Albert Memmi, Testament insolent

Albert Memmi, Testament insolent

"L'identité n'est pas identique". Retour avec Albert Memmi sur son Testament insolent

Propos recueillis par Monique Zetlaoui

 

Monique Zetlaoui : Vous intitulez votre dernier ouvrage « Testament insolent » Avez-vous été impertinent toute votre vie ?

Albert Memmi : L’impertinence ou l’insolence sont pour moi un trait de caractère mais si vous évoquez mon œuvre, ce que vous percevez comme impertinence n’est que la nécessité de comprendre. Je suis issu du ghetto juif tunisien, un milieu clos, feutré ; il s’est ouvert devant moi un monde nouveau, celui de la culture française et occidentale, celui de l’art, de la littérature. Je voulais, je le redis, comprendre, voir la vérité mais aussi dire la vérité et souvent c’est à ce moment-là que l’on heurte ou l’on dérange les autres et alors j’étais perçu comme insolent ou impertinent. Oui, j’ose dire que certaines œuvres de Picasso m’éblouissent et d’autres pour moi n’ont rien à voir avec l’art, je le dis haut et fort comme je pense que tout n’était pas génial chez les surréalistes et qu’ils ont causé un tort considérable à la littérature, cela aussi peut-être considéré comme impertinent. De même ce que d’aucuns considéraient comme de l’insolence n’était que mon désaccord avec l’intelligentsia locale.

Vous évoquez toujours vos origines et le fait que le français n’était pas votre langue maternelle.

Si mon père se débrouillait tant bien que mal en français, parce que les hommes avaient des occupations à l’extérieur, ma mère ne parlait que l’arabe dialectal ou le judéo-arabe qui est ma langue maternelle.

Donc vous apprenez le français au Lycée français où vous vous familiarisez avec cette nouvelle langue.

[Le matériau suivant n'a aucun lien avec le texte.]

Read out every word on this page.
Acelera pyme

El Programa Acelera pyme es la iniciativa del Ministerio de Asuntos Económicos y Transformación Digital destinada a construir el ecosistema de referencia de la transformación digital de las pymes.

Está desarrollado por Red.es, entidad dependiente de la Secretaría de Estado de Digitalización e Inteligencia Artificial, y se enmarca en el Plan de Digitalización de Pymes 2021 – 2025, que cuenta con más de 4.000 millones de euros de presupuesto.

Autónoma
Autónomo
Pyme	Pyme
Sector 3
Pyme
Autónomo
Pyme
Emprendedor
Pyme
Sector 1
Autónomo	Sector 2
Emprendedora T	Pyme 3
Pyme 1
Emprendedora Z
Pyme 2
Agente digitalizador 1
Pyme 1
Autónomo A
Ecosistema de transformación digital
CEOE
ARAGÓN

Non, ce fut la seconde étape, c’est à l’école de l’Alliance israélite que j’ai appris le français. L’alliance israélite a fait un travail colossal dans de nombreux pays y compris en Tunisie pour scolariser les enfants juifs et leur enseigner cette nouvelle langue, cette nouvelle culture, les initier en quelque sorte à la France.

Le français c’est un choix ?

Nous n’avions pas le choix, l’arabe littéraire n’était pas la langue des juifs, c’est la langue du Coran, des érudits musulmans et les juifs s’exprimaient dans un dialecte judéo-arabe qui n’était qu’une langue orale. C’était la seule voie pour accéder à la culture comme à la connaissance.

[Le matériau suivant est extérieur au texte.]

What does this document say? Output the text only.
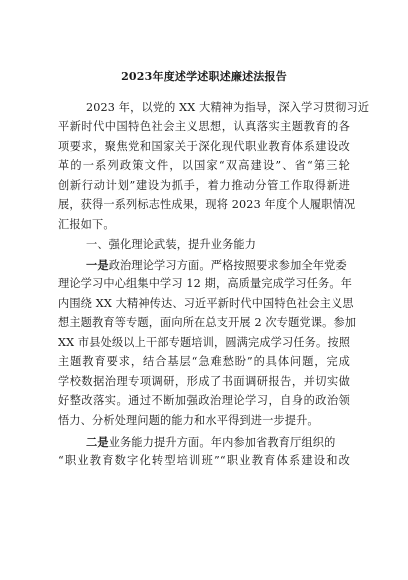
2023年度述学述职述廉述法报告
2023 年，以党的 XX 大精神为指导，深入学习贯彻习近
平新时代中国特色社会主义思想，认真落实主题教育的各
项要求，聚焦党和国家关于深化现代职业教育体系建设改
革的一系列政策文件，以国家“双高建设”、省“第三轮
创新行动计划”建设为抓手，着力推动分管工作取得新进
展，获得一系列标志性成果，现将 2023 年度个人履职情况
汇报如下。
一、强化理论武装，提升业务能力
一是政治理论学习方面。严格按照要求参加全年党委
理论学习中心组集中学习 12 期，高质量完成学习任务。年
内围绕 XX 大精神传达、习近平新时代中国特色社会主义思
想主题教育等专题，面向所在总支开展 2 次专题党课。参加
XX 市县处级以上干部专题培训，圆满完成学习任务。按照
主题教育要求，结合基层“急难愁盼”的具体问题，完成
学校数据治理专项调研，形成了书面调研报告，并切实做
好整改落实。通过不断加强政治理论学习，自身的政治领
悟力、分析处理问题的能力和水平得到进一步提升。
二是业务能力提升方面。年内参加省教育厅组织的
“职业教育数字化转型培训班”“职业教育体系建设和改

Ce que vous qualifiez de testament n’est-ce pas parfois un règlement de compte ? D’ailleurs vous n’êtes pas très tendre envers nombre de vos contemporains.

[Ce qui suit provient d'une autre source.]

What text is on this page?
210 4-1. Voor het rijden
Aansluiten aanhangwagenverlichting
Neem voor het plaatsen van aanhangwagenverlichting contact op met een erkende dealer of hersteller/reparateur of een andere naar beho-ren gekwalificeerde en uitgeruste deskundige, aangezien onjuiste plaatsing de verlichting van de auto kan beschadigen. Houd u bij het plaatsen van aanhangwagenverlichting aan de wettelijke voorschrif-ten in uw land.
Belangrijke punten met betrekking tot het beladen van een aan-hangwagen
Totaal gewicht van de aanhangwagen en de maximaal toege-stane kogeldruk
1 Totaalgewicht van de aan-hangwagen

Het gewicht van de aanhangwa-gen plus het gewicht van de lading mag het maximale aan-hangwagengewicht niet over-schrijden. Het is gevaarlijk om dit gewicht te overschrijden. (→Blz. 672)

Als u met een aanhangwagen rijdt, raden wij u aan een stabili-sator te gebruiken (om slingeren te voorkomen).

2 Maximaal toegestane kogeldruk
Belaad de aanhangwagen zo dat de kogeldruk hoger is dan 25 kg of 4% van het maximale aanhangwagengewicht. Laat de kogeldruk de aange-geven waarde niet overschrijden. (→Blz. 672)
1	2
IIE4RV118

Sans doute cela est-il vrai en partie. J’ai été enseignant toute ma vie. Au début de ma carrière, je n’étais pas titulaire, chaque fin d’année je ne savais pas si mon poste serait renouvelé, avec les angoisses que cela génère surtout lorsque l’on est en charge de sa famille. Mais ce livre, tout comme ma vie, est guidé par mon désir constant de comprendre. J’ai utilisé le privilège de l’âge pour dire ce que je pensais de certains de mes contemporains. La vieillesse a aussi des avantages…

Vous avez une très jolie formule : « l’identité n’est pas identique ». Quel est le ciment ou l’alchimie mystérieuse qui font l’identité de la France aujourd’hui ?

Payer ses impôts, oui cela peut vous sembler curieux, ce n’est pas du tout une plaisanterie. Mais évidemment l’identité c’est la langue, cette langue que nous parlons tous et que les enfants immigrés apprennent rapidement à maîtriser grâce à l’école de la République. La langue commune et certains idéaux des Lumière font de la France un ensemble cohérent. On peut rajouter une adhésion aux principes de la laïcité, du moins pour une partie d’entre eux.

I
Vous venez d’évoquer l’école de la République. Dans votre ouvrage, vous revenez sur la laïcité…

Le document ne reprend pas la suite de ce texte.